A further obvious problem is that the presidents, provosts, and admissions deans making certain ones of the ratings generally know very little about the large majority of the institutions they are rating, and are likely to fall into the trap of giving ratings on the basis of stereotypes. So, at least in “reputational ratings,” one may learn more about prevailing stereotypes than about institutional qualities. It is perhaps embarrassing that people in top positions would fall into the trap of providing ratings based on stereotypes — or that anyone would ask them to do these ratings — but we all are susceptible to falling into these traps in various aspects of our lives.

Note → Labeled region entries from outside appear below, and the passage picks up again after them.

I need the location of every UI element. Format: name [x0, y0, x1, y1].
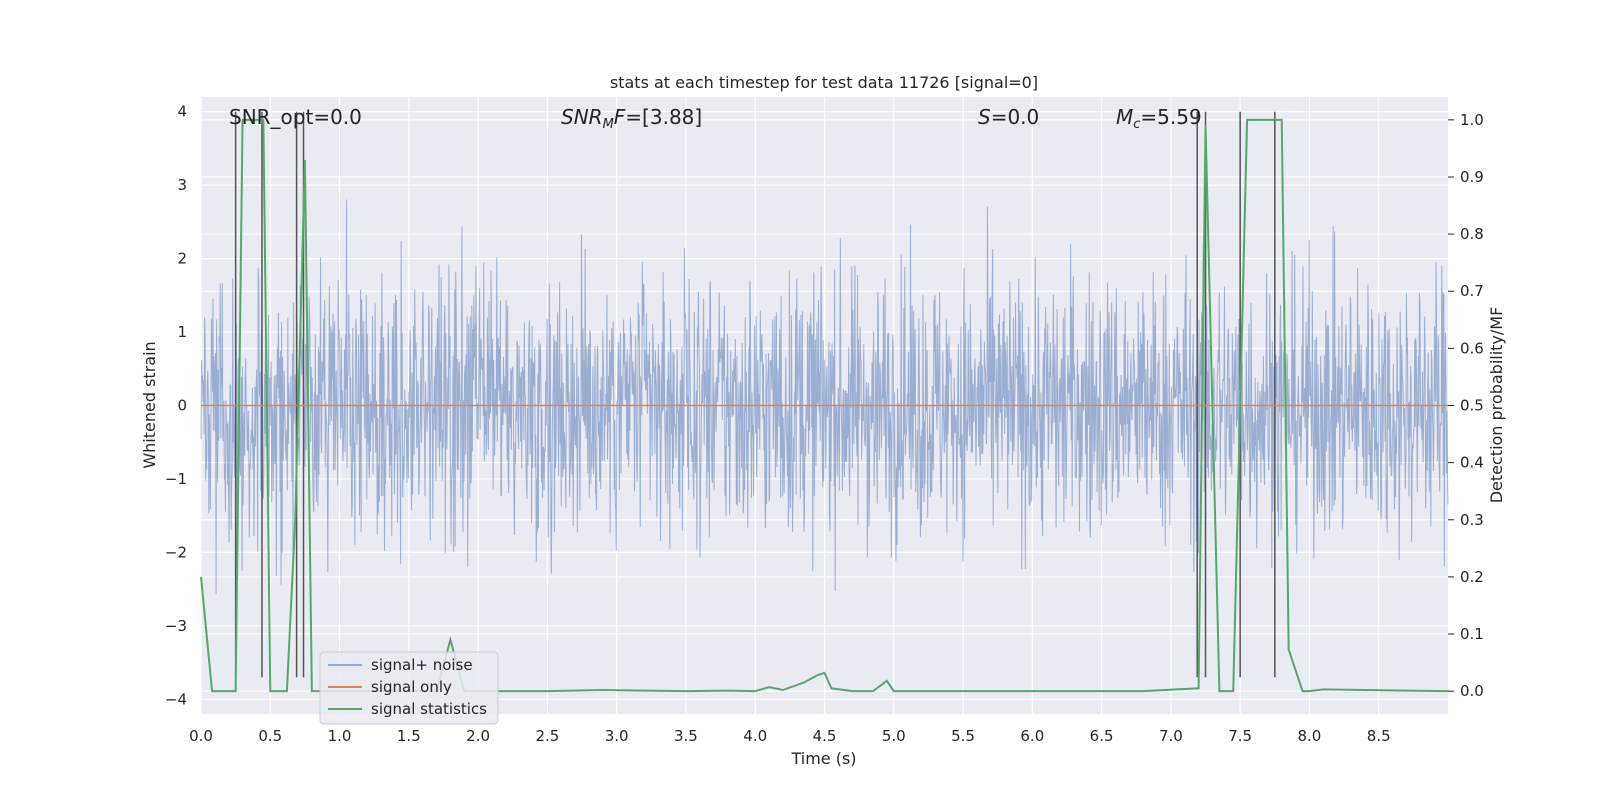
y-tick-label: 2 — [177, 250, 187, 268]
y-tick-label: −1 — [165, 470, 187, 488]
y-tick-label: −3 — [165, 617, 187, 635]
annotation-mc: Mc=5.59 — [1116, 105, 1202, 132]
y-tick-label: 1 — [177, 323, 187, 341]
y-right-tick-label: 0.8 — [1460, 225, 1484, 243]
y-tick-label: 3 — [177, 176, 187, 194]
y-right-tick-label: 0.9 — [1460, 168, 1484, 186]
annotations: SNR_opt=0.0 SNRMF=[3.88] S=0.0 Mc=5.59 — [229, 105, 1202, 132]
annotation-s: S=0.0 — [978, 105, 1039, 129]
x-tick-label: 8.0 — [1298, 727, 1322, 745]
legend-label-signal-only: signal only — [371, 678, 452, 696]
x-tick-label: 1.5 — [397, 727, 421, 745]
x-tick-label: 2.5 — [535, 727, 559, 745]
x-tick-label: 4.0 — [743, 727, 767, 745]
x-tick-label: 3.0 — [605, 727, 629, 745]
x-tick-label: 8.5 — [1367, 727, 1391, 745]
y-tick-label: 4 — [177, 103, 187, 121]
y-right-tick-label: 1.0 — [1460, 111, 1484, 129]
y-right-tick-label: 0.3 — [1460, 511, 1484, 529]
legend: signal+ noise signal only signal statist… — [319, 651, 499, 725]
y-tick-label: −2 — [165, 543, 187, 561]
x-tick-label: 6.5 — [1090, 727, 1114, 745]
y-tick-label: 0 — [177, 397, 187, 415]
legend-label-signal-noise: signal+ noise — [371, 656, 473, 674]
statistics-line — [200, 118, 1449, 693]
x-tick-label: 3.5 — [674, 727, 698, 745]
legend-label-signal-statistics: signal statistics — [371, 700, 487, 718]
x-tick-label: 0.0 — [189, 727, 213, 745]
y-right-tick-label: 0.0 — [1460, 682, 1484, 700]
y-tick-label: −4 — [165, 690, 187, 708]
series-signal-statistics — [200, 118, 1449, 693]
x-tick-label: 7.5 — [1228, 727, 1252, 745]
y-right-axis-label: Detection probability/MF — [1487, 307, 1506, 504]
x-tick-label: 6.0 — [1020, 727, 1044, 745]
y-right-tick-label: 0.6 — [1460, 339, 1484, 357]
x-tick-label: 5.0 — [882, 727, 906, 745]
annotation-snr-opt: SNR_opt=0.0 — [229, 105, 362, 129]
y-right-tick-label: 0.1 — [1460, 625, 1484, 643]
y-right-tick-label: 0.2 — [1460, 568, 1484, 586]
x-tick-label: 0.5 — [258, 727, 282, 745]
x-axis-label: Time (s) — [790, 749, 856, 768]
legend-box — [319, 651, 499, 725]
annotation-snr-mf: SNRMF=[3.88] — [561, 105, 702, 132]
x-tick-label: 1.0 — [328, 727, 352, 745]
chart-title: stats at each timestep for test data 117… — [610, 73, 1038, 92]
x-tick-label: 4.5 — [813, 727, 837, 745]
x-tick-label: 2.0 — [466, 727, 490, 745]
y-right-tick-labels: 1.0 0.9 0.8 0.7 0.6 0.5 0.4 0.3 0.2 0.1 0.0 — [1448, 111, 1484, 700]
y-right-tick-label: 0.4 — [1460, 454, 1484, 472]
y-right-tick-label: 0.5 — [1460, 397, 1484, 415]
y-axis-label: Whitened strain — [140, 341, 159, 468]
x-tick-labels: 0.0 0.5 1.0 1.5 2.0 2.5 3.0 3.5 4.0 4.5 5.0 5.5 6.0 6… — [189, 727, 1391, 745]
x-tick-label: 5.5 — [951, 727, 975, 745]
y-right-tick-label: 0.7 — [1460, 282, 1484, 300]
y-tick-labels: 4 3 2 1 0 −1 −2 −3 −4 — [165, 103, 187, 709]
x-tick-label: 7.0 — [1159, 727, 1183, 745]
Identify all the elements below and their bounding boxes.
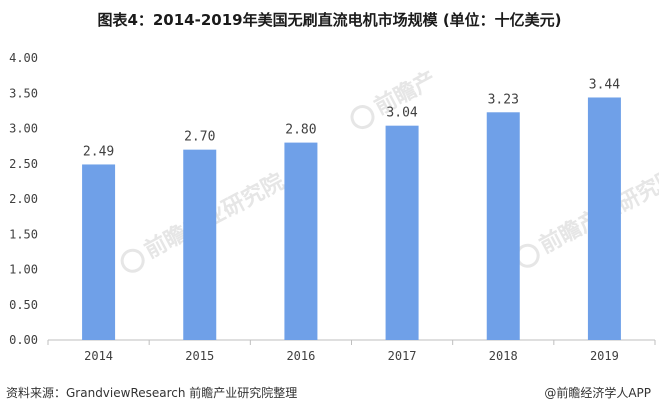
bar [587,97,621,340]
y-tick-label: 0.50 [9,298,38,312]
data-label: 3.04 [386,106,417,121]
source-note: 资料来源：GrandviewResearch 前瞻产业研究院整理 [6,386,298,400]
data-label: 3.44 [589,77,620,92]
credit-note: @前瞻经济学人APP [544,386,651,400]
x-tick-label: 2019 [590,349,619,363]
bar [486,112,520,340]
x-tick-label: 2014 [84,349,113,363]
bar-chart: 0.00 0.50 1.00 1.50 2.00 2.50 3.00 3.50 4.00 2.49… [9,51,656,363]
data-label: 2.49 [83,144,114,159]
bar [284,142,318,340]
x-tick-label: 2015 [185,349,214,363]
bar [82,164,116,340]
y-tick-label: 1.00 [9,263,38,277]
y-tick-label: 3.00 [9,122,38,136]
bar [385,125,419,341]
y-tick-label: 1.50 [9,227,38,241]
x-tick-label: 2018 [489,349,518,363]
bar [183,149,217,340]
footer: 资料来源：GrandviewResearch 前瞻产业研究院整理 @前瞻经济学人… [0,384,659,404]
x-tick-label: 2017 [388,349,417,363]
data-label: 2.70 [184,130,215,145]
y-tick-label: 2.50 [9,157,38,171]
y-tick-label: 4.00 [9,51,38,65]
chart-title: 图表4：2014-2019年美国无刷直流电机市场规模 (单位：十亿美元) [97,11,562,29]
data-label: 2.80 [285,123,316,138]
y-tick-label: 2.00 [9,192,38,206]
y-tick-label: 0.00 [9,333,38,347]
x-tick-label: 2016 [286,349,315,363]
y-tick-label: 3.50 [9,86,38,100]
chart-area: 0.00 0.50 1.00 1.50 2.00 2.50 3.00 3.50 4.00 2.49… [0,40,659,370]
data-label: 3.23 [488,92,519,107]
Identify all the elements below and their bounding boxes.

If evaluators of institutions truly wanted to perform a service for seekers of instruction and of jobs, they would rate the schools in terms of the dimensions that matter to potential applicants and pay little or no attention to overall ratings, which may mean relatively little. Indeed, providing such an overall rating may tempt people to simplify their evaluations in a way that ultimately hurts both the institution and themselves. Evaluators of institutions could learn from psychological research that often the most interesting information is not at the top level of a hierarchy, but somewhere in the middle. It is at this middle level that the information is to be found that will matter most in decision making about institutions of higher learning.


Robert J. Sternberg is provost, senior vice president and professor of psychology at Oklahoma State University.